Friday, April 30, 2021

Leoš Janáček, Osud (1907)

That title means "fate" or "destiny;" I just left it in the Czech so it would be more distinctive.  It was going to be on Operavision late last year, but was cancelled due to COVID.  Did you think that would stop me from seeing it?  HA!  You FOOL!  There's a high-quality production here, and a libretto here.  Still, it's definitely the least-performed  Janáček opera I've seen.

The plot's kind of weird.  In the past, Míla had a relationship with this composer, Živný.  Her mother makes her break it off to try to find a better match, but it turns out she's already pregnant, which kind of puts the kibosh on that.  Some years later, the two of them meet again and pick things up again, in spite of ma's disapproval.  Several years later, the two of them are married.  So that's nice, but in the meantime her mother has lost her mind.  The two of them have a scuffle on the balcony and they fall off and DIE.  Yikes.  And yet, that is only the climax of the second act (out of three).  The final act takes place eleven years later.  Some students are rehearsing Živný's unfinished opera, which is about his history with Míla.   Živný appears and lengthily monologues about the characters in his opera, who are clearly the two of them.  He collapses but recovers for the time being.  When the students wonder if he's going to finish the opera, he vehemently denies he will: it's in God's hands!

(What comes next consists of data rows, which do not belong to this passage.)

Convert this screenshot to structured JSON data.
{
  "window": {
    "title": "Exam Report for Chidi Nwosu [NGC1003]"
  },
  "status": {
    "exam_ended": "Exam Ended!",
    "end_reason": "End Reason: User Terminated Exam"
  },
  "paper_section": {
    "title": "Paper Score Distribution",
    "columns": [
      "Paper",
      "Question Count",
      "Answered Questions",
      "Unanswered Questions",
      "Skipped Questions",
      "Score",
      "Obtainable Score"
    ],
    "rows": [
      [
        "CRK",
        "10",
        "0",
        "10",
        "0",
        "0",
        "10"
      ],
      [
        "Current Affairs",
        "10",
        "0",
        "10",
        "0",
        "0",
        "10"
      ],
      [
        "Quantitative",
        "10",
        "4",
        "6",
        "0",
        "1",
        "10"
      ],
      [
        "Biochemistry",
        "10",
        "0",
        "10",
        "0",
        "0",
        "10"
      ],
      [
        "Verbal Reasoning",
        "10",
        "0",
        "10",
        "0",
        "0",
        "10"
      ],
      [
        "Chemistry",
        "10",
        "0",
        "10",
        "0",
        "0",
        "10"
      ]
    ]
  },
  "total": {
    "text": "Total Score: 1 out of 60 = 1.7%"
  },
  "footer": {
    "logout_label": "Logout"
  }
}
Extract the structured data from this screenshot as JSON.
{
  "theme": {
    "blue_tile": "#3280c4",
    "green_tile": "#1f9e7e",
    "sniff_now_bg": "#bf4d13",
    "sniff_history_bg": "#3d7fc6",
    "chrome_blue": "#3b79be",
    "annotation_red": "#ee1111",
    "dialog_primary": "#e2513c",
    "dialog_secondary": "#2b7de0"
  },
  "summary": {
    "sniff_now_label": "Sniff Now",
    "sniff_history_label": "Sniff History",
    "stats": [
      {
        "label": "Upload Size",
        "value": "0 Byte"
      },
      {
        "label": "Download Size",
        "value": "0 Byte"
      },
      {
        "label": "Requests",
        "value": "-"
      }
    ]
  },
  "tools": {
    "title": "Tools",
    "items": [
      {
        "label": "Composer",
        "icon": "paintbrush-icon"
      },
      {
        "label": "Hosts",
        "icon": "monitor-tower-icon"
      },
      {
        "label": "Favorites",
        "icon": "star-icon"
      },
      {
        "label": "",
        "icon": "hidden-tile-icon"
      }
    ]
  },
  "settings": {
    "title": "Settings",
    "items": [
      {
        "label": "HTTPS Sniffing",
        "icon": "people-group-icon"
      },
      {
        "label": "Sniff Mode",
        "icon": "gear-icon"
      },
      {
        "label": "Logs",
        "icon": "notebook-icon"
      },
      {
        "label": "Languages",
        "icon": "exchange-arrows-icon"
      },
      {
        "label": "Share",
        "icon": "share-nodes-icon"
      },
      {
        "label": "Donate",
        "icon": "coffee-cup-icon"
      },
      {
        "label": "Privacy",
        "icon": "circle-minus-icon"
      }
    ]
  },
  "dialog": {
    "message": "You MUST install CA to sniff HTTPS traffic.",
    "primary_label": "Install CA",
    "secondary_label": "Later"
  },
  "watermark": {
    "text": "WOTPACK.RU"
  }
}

Is it?  Maybe so.  May. Be. So.  You might wonder, huh, if this is about a composer, is it to some extent autobiographical?  But I don't think so.  The story is that Janáček met a woman who had been in a similar situation to Míla--forced to leave her composer lover by her rich parents--and he wrote an unsympathetic opera about her, so she wanted Janáček to paint her more sympathetically (I love the idea of opera-as-diss-track).  Which...well, it's not unsympathetic, but you do have to wonder what her reaction would have been if she saw it, which she probably didn't, since it wasn't staged until long after Janáček's death, in 1958.

Well...it's definitely weird.  That booklet linked about characterizes the libretto as "sometimes verg[ing] on the incomprehensible," which...well, it's kind of fair.  Still, I liked it.  It's interesting, if nothing else, and as for the music, I feel like I might have the wrong idea about Janáček, as it's a lot more melodic than I remember his work being.  I should revisit Jenůfa.